Sony wspólnie ze Square Enix poświęciło ostatnie State of Play w całości nadchodzącej odsłonie Final Fantasy. Zaprezentowano aż 20-minutowy, zupełnie nowy, materiał z gry oraz podano wiele nieznanych wcześniej szczegółów.
Po pierwsze ujawniono, a dla wielu fanów serii będzie to ważna informacja, że motyw przewodni Final Fantasy XVI – „Tsuki Wo Miteita – Moongazing” – skomponował Naoki Yoshida. Artysta jest wielkim fanem serii od lat i, jak sam powiedział, ta wywarła niezwykły wpływ na jego życie i twórczość. Jest też wdzięczny, że mógł skomponować utwór do nadchodzącej odsłony.
Co jednak przedstawiono na pokazie? Na dobrą sprawę uszczęśliwieni byli gracze, których interesują głównie mechaniczne aspekty samej gry. Square słusznie pocięło materiał na tyle chaotycznie, że trudno tu mówić o jakichś większych spoilerach. I była to dobra decyzja.
Przedstawiono wiele ciekawych lokacji, mogliśmy podziwiać nawet poruszanie się na chocobo. Trzeba przyznać, że gra robi niesamowite wrażenie. O ile jednak poszczególne lokacje wyglądają przepięknie, tak niektóre postacie nadal zachowują się dość sztywnie. Być może w czasie gry nie będzie to aż tak widoczne, ot rzuciło się po prostu w oczy w samym pokazie.

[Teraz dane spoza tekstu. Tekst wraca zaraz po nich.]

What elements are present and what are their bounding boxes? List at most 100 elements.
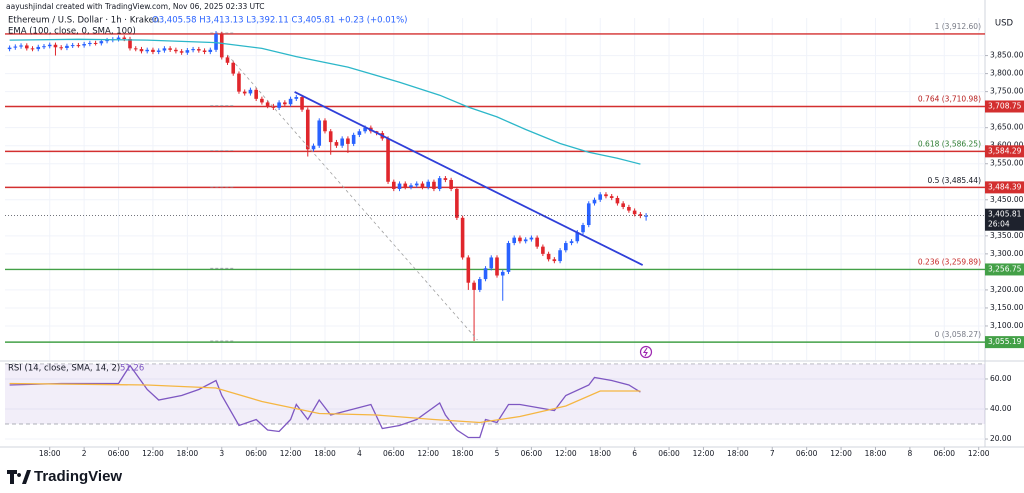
candle-body	[541, 246, 545, 254]
y-tick-label: 60.00	[990, 374, 1012, 383]
candle-body	[575, 232, 580, 242]
y-tick-label: 3,200.00	[990, 285, 1024, 294]
candle-body	[208, 49, 213, 52]
candle-body	[225, 57, 230, 63]
candle-body	[546, 253, 551, 260]
candle-body	[552, 259, 557, 262]
y-tick-label: 3,750.00	[990, 87, 1024, 96]
candle-body	[627, 206, 631, 211]
y-tick-label: 3,550.00	[990, 159, 1024, 168]
y-tick-label: 40.00	[990, 404, 1012, 413]
x-tick-label: 5	[495, 449, 500, 458]
candle-body	[128, 38, 132, 49]
event-icon-bolt	[642, 347, 648, 357]
last-price-box	[985, 208, 1024, 231]
x-tick-label: 06:00	[245, 449, 267, 458]
series-line	[9, 38, 641, 165]
candle-body	[357, 131, 362, 135]
candle-body	[437, 178, 442, 189]
candle-body	[133, 48, 138, 50]
candle-body	[564, 243, 568, 251]
level-label-box	[985, 263, 1024, 276]
candle-body	[340, 138, 344, 146]
candle-body	[409, 185, 413, 188]
candle-body	[214, 33, 218, 50]
level-label: 3,256.75	[988, 264, 1022, 273]
candle-body	[254, 89, 258, 99]
fib-label: 0.764 (3,710.98)	[918, 95, 981, 104]
candle-body	[88, 42, 92, 45]
y-tick-label: 3,300.00	[990, 249, 1024, 258]
candle-body	[472, 282, 476, 290]
layers: 3,100.00 3,150.00 3,200.00 3,300.00 3,350.00…	[5, 18, 1024, 458]
candle-body	[483, 268, 488, 280]
candle-body	[506, 243, 511, 272]
x-tick-label: 06:00	[383, 449, 405, 458]
candle-body	[42, 46, 46, 48]
candle-body	[151, 49, 155, 52]
candle-body	[644, 215, 648, 217]
level-label: 3,708.75	[988, 101, 1022, 110]
candle-body	[334, 142, 339, 146]
candle-body	[59, 47, 63, 49]
countdown-label: 26:04	[988, 220, 1010, 229]
candle-body	[328, 131, 333, 143]
series-line	[9, 364, 641, 439]
candle-body	[168, 48, 172, 50]
candle-body	[323, 120, 327, 132]
y-tick-label: 3,350.00	[990, 231, 1024, 240]
event-icon[interactable]	[639, 345, 653, 359]
candle-body	[420, 183, 425, 188]
candle-body	[179, 51, 184, 53]
rsi-value: 51.26	[120, 364, 144, 374]
rsi-legend: RSI (14, close, SMA, 14, 2)	[8, 364, 120, 374]
pane	[5, 363, 985, 440]
candle-body	[592, 199, 597, 204]
candle-body	[99, 41, 104, 44]
y-tick-label: 3,100.00	[990, 321, 1024, 330]
candle-body	[122, 37, 127, 39]
ema-legend: EMA (100, close, 0, SMA, 100)	[8, 27, 136, 37]
candle-body	[460, 217, 465, 258]
candle-body	[53, 44, 58, 48]
fib-label: 0.236 (3,259.89)	[918, 257, 981, 266]
candle-body	[638, 214, 643, 216]
y-tick-label: 3,450.00	[990, 195, 1024, 204]
candle-body	[76, 45, 81, 47]
candle-body	[294, 97, 299, 99]
x-tick-label: 06:00	[933, 449, 955, 458]
candle-body	[523, 239, 528, 242]
x-tick-label: 7	[770, 449, 775, 458]
candle-body	[569, 241, 574, 244]
candle-body	[449, 179, 453, 189]
candle-body	[162, 48, 167, 51]
x-tick-label: 06:00	[108, 449, 130, 458]
candle-body	[397, 183, 402, 189]
candle-body	[535, 237, 539, 247]
x-tick-label: 12:00	[142, 449, 164, 458]
candle-body	[351, 134, 356, 144]
x-tick-label: 06:00	[521, 449, 543, 458]
candle-body	[426, 181, 430, 188]
candle-body	[609, 196, 614, 198]
candle-body	[82, 44, 86, 46]
level-label-box	[985, 145, 1024, 158]
fib-label: 0 (3,058.27)	[935, 330, 981, 339]
candle-body	[191, 49, 195, 51]
x-tick-label: 18:00	[39, 449, 61, 458]
candle-body	[311, 145, 316, 150]
level-label-box	[985, 336, 1024, 349]
candle-body	[478, 279, 482, 290]
y-tick-label: 3,150.00	[990, 303, 1024, 312]
y-tick-label: 20.00	[990, 434, 1012, 443]
candle-body	[185, 50, 190, 53]
candle-body	[116, 37, 121, 40]
candle-body	[414, 183, 419, 186]
fib-label: 0.618 (3,586.25)	[918, 140, 981, 149]
candle-body	[197, 49, 201, 51]
candle-body	[500, 271, 505, 276]
candle-body	[174, 49, 178, 52]
candle-body	[242, 91, 247, 94]
x-tick-label: 8	[907, 449, 912, 458]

Warto pamiętać o ważnym szczególe. Konstrukcja samej gry ma być opracowana w taki sposób, że po odblokowaniu danych lokacji będziemy mogli swobodnie się po nich poruszać. Nic zatem nie będzie stało na przeszkodzie, by powrócić do zbadanego obszaru, poszukać brakujących skrzynek lub wykonać nową misję – te mają pojawiać się systematycznie z postępami w fabule. Wychodzi więc na to, że naprawdę będzie co robić.
Kryjówka Clive’a w Final Fantasy XVI
Ujawniono więcej szczegółów dotyczących „kryjówki Clive’a”. Będzie jego główną bazą wypadową pomiędzy kolejną eksploracją i misjami. To właśnie w tym miejscu będziemy mogli kupić lub ulepszyć swoje wyposażenie. Wytworzymy także nowe przedmioty lub po prostu przetestujemy swoje nowe umiejętności w sali treningowej.
W kryjówce, co ciekawe, pojawiać będą się też nowe zadania poboczne i zlecenia polowań. Oczywiście otrzymamy za nie specjalne nagrody. W bazie spotkacie także wiele ciekawych postaci, które ułatwią wam nawigację po fabule gry. Będzie to zatem miejsce, gdzie każdy spragniony wiedzy będzie mógł ją pozyskać. Ale wszystkie sekrety kryjówki będziecie musieli odkryć już po premierze.







Kolejnym zaprezentowanym aspektem była oczywiście walka. Jak mówią sami twórcy, jest to pierwsza odsłona serii, która jest RPG akcji. Na ładnie przyciętych scenach mogliśmy podziwiać Clive’a w niesamowitych atakach,. Te oczywiście odblokowują się przy przejściu na kolejne poziomy. Sporo czasu poświęcono także Eikonom i starciom tych tytanów. Na rozgrywce dosłownie było czuć potęgę tych bestii i już nie mogę doczekać się by wskoczyć w skórę chociażby Ifrita. Jak się okazuje, Clive będzie posiadał przeróżne drzewka zdolności przypisane poszczególnym bestiom, zatem z czasem walki prawdopodobnie staną się jeszcze bardziej widowiskowe.





Powiedziano też kilka słów na temat „towarzyszy”, którzy będą czasami z nami podróżować. Podobnie jak w przypadku Torgala – psiego kompana, tak i oni będą dostosowywać się do naszych poczynań w czasie walki. W związku z tym liczę, że ich inteligencja faktycznie została dobrze napisana. Jak się okazuje, i co przewidywali sami gracze, w czasie podróży będziemy mogli nagradzać przysmakami naszego czworonoga.
Poniżej możecie zapoznać się z całą prezentacją gry:
Przypominam, że Final Fantasy XVI zadebiutuje już 22 czerwca na PlayStation 5.